Here's Olson: "What the FCC says with respect to cellphones used in the United States is that they are safe," he told the appellate court. "Safe," he repeated. "Berkeley's message communicates: Watch out. If you don't use them in a certain way, they won't be safe."

Fletcher disagreed: "As you know, the science at this point is somewhat indeterminate."

Lessig argued that the FCC has never made a blanket statement that cellphones are safe in all circumstances, only when used as tested. "We are relying on a regulation of the FCC," he told the court. "We don't want to get into an argument about the science."

A simple disclosure of facts would not violate the First Amendment, but Olson argued that the Berkeley warning is not just a disclosure, because it misleads consumers. Again, Fletcher and Olson clashed.

"The message is if you don't be careful, you might exceed these guidelines," Judge Morgan Christen said. Fletcher agreed; Olson didn't. "If you do exceed the guidelines, the cellphone is still safe," Olson replied.

In a telephone survey, Berkeley found that 70 percent of registered voters were not familiar with FCC-mandated safety tests—which assumed people would carry phones at a short distance from their bodies. The survey convinced the City Council to require the warning notices.

Lessig pointed the judges to the FCC's announcement three years ago that it would reassess cellphone radiation safety standards. It has collected about 900 comments on the issue but taken no other action. "The FCC would not be asking for comments about whether there was a health hazard if it had concluded that there was no possible way that a cellphone held against the body could constitute any health hazard," Lessig said.

The government has assumed that cellphone radio frequencies pose a potential danger only when held closely enough to human tissue to heat it.
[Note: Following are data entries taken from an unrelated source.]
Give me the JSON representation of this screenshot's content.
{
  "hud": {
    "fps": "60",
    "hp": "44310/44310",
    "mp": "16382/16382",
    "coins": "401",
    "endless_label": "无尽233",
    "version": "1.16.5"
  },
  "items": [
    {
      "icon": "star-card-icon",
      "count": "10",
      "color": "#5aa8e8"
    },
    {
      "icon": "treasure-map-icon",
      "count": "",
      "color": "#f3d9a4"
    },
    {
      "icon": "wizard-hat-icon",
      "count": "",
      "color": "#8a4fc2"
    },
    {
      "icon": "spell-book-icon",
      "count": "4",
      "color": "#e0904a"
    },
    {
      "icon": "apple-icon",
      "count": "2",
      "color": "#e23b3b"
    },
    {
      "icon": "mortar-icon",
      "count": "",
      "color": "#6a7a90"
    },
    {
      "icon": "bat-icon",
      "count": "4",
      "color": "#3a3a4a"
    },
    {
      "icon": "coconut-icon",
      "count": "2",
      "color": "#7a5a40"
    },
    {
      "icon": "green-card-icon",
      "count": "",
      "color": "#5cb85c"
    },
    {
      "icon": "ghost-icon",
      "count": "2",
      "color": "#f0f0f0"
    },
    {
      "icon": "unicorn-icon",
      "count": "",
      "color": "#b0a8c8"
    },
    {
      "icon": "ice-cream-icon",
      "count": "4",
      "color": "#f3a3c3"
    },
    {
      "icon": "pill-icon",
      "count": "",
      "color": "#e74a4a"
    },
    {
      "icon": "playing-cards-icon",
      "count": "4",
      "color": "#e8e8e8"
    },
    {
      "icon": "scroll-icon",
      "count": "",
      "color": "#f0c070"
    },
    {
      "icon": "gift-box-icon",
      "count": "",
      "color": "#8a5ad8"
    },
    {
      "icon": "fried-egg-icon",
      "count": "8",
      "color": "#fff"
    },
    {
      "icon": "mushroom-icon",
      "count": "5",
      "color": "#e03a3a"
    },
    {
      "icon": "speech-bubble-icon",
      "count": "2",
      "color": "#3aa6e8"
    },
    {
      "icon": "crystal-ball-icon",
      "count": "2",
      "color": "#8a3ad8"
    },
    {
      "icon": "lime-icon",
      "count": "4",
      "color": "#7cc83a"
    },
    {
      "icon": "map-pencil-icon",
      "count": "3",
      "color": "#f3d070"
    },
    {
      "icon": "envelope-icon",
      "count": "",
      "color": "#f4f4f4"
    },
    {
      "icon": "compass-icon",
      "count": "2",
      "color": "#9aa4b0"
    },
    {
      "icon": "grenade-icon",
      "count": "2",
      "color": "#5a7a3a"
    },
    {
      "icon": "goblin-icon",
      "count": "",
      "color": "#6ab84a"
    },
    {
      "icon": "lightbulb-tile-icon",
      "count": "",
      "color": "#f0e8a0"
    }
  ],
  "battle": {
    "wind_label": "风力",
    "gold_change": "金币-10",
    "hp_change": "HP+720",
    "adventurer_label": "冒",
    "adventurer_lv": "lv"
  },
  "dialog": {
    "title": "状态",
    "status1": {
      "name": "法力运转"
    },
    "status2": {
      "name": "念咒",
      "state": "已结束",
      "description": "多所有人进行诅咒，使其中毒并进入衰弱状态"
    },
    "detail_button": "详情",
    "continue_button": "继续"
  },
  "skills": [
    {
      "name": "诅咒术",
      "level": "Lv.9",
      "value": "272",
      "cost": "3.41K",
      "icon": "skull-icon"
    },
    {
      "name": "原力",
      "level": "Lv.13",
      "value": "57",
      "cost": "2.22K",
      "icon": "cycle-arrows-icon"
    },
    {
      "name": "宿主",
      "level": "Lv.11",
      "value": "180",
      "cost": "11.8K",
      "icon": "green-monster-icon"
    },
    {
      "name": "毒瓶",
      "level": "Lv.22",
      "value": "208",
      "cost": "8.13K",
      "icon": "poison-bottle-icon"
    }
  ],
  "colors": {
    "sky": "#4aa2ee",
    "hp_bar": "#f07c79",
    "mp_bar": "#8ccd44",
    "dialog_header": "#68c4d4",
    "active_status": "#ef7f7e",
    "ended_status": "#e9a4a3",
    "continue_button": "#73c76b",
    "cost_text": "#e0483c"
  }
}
The only perceived problem was that a phone user might get burned. Recently, though, a $25 million U.S. government National Toxicology Program study found that male rats exposed to radio-frequency radiation like that emitted by cellphones developed low incidences of two types of tumors—malignant gliomas in the brain and schwannomas of the heart.

In 2011, World Health Organization cancer experts labeled cellphones "possibly carcinogenic." Many U.S. scientists dismissed the label as overreach, but the new rat study renewed some public health experts' concerns that cellphone radiation could promote tumor growth.

Christen asked Olson whether cellphone-makers could agree to a compromise: allow the warnings to stand, but "add a sentence at the top that says the FCC has never found that cellphone usage is unsafe."

Olson stuck closely to the free-speech argument. "It forces a debate on a subject our client wishes not to get into," he replied, adding that cellphone companies should not be forced to make such a statement because having to do so places "a significant burden on speech."

All parties agree on one thing: Whether Berkeley has a right to mandate warnings about cellphone safety turns on a question of free speech, not science. Many others outside the courtroom would likely disagree.